Reportedly 95% of visitors are local tourists and a first time visit. In their recent report, "Combined visitation to our Group’s major attractions was 506,000 visitors for the quarter, an increase of 11.2% compared to 4Q2011." That will translate to 2M annually.
I think this figure is sustainable as China's population for one province alone albeit most populous, Henan is already 100 million. There are 22 provinces.

Nick, I've visited the Shanghai aquarium last year. The location of the aquarium is superb. Just next to the pearl tower and a big shopping complex. It was quite crowded on a Saturday.

In terms of comfort and design, i think it cannot compete with Sentosa's oceanarium. I read reviews of foreign tourists from, some are quite disappointed with the design. But, i believe it should be good enough for local visitors.
The IPO prospectus states that the designed capacity of Shanghai Ocean Aquarium is 21,000 visitors a day, and the built-up area is 20,000 sq metres. The existing fee of RMB 160 seems very high. SOA's profit can rise if it can admit more without overcrowding.
STRACO CORP: After another solid year and a bigger cashpile, will there be M&A? [Nextinsight]

The article highlights the difficulty in growing inorganically in China.

Straco reports strong earnings for 1Q2013 [SGX Announcement] [Press Release]

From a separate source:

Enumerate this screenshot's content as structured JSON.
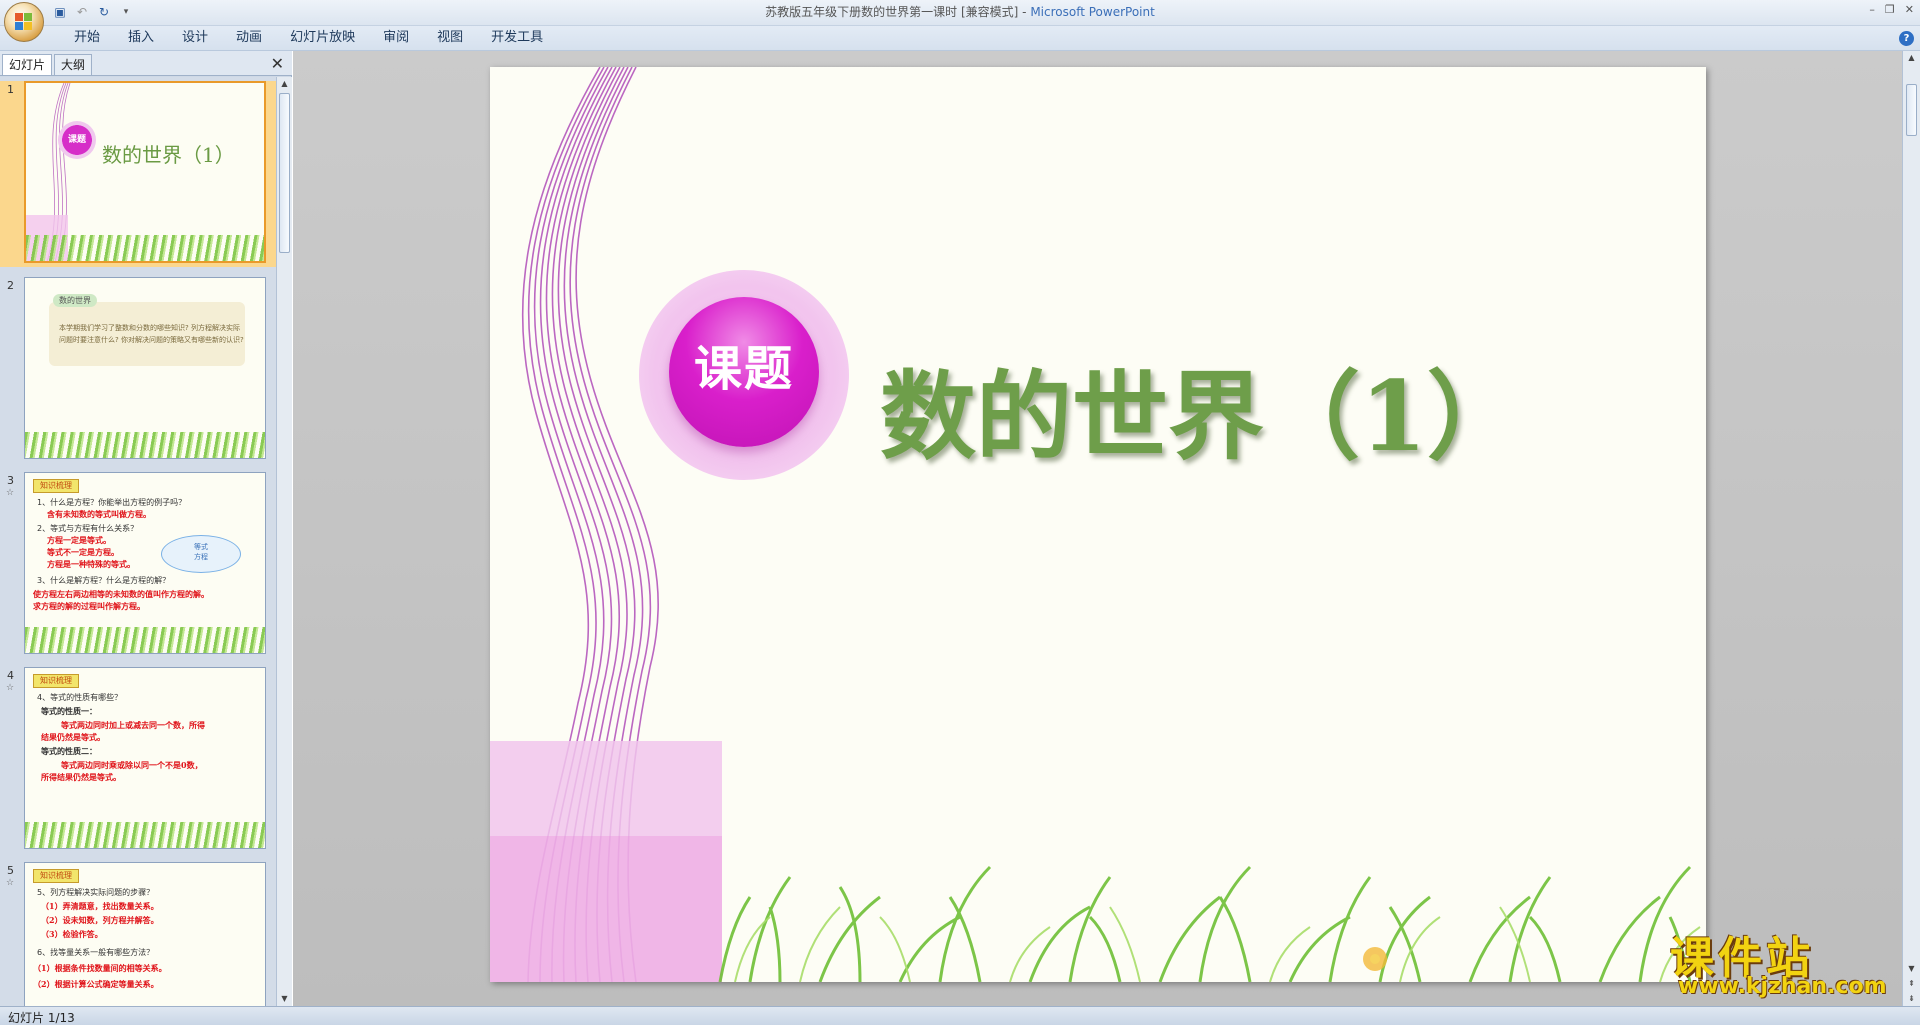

Straco contains to grow rapidly with core PBT soaring 75% in a seasonally slow quarter. This is attributed primarily to the 25% growth in revenue and 22.5% increase in visitors to their aquarium attractions. The Group B/S remains strong with $101 million cash with no debt and this works out to 12.0 cents per share. The Management has been repurchasing shares and increased its FY 2012 dividend from 0.75 cents to 1.25 cents. Unless a major M&A is completed, I hope the Management will again increase the dividend in FY 2013. Nothing is without risk - the bird flu crisis in China may hamper the visitor numbers to their attractions and if the crisis continues to escalate, it is likely Straco operating performance will dip this year.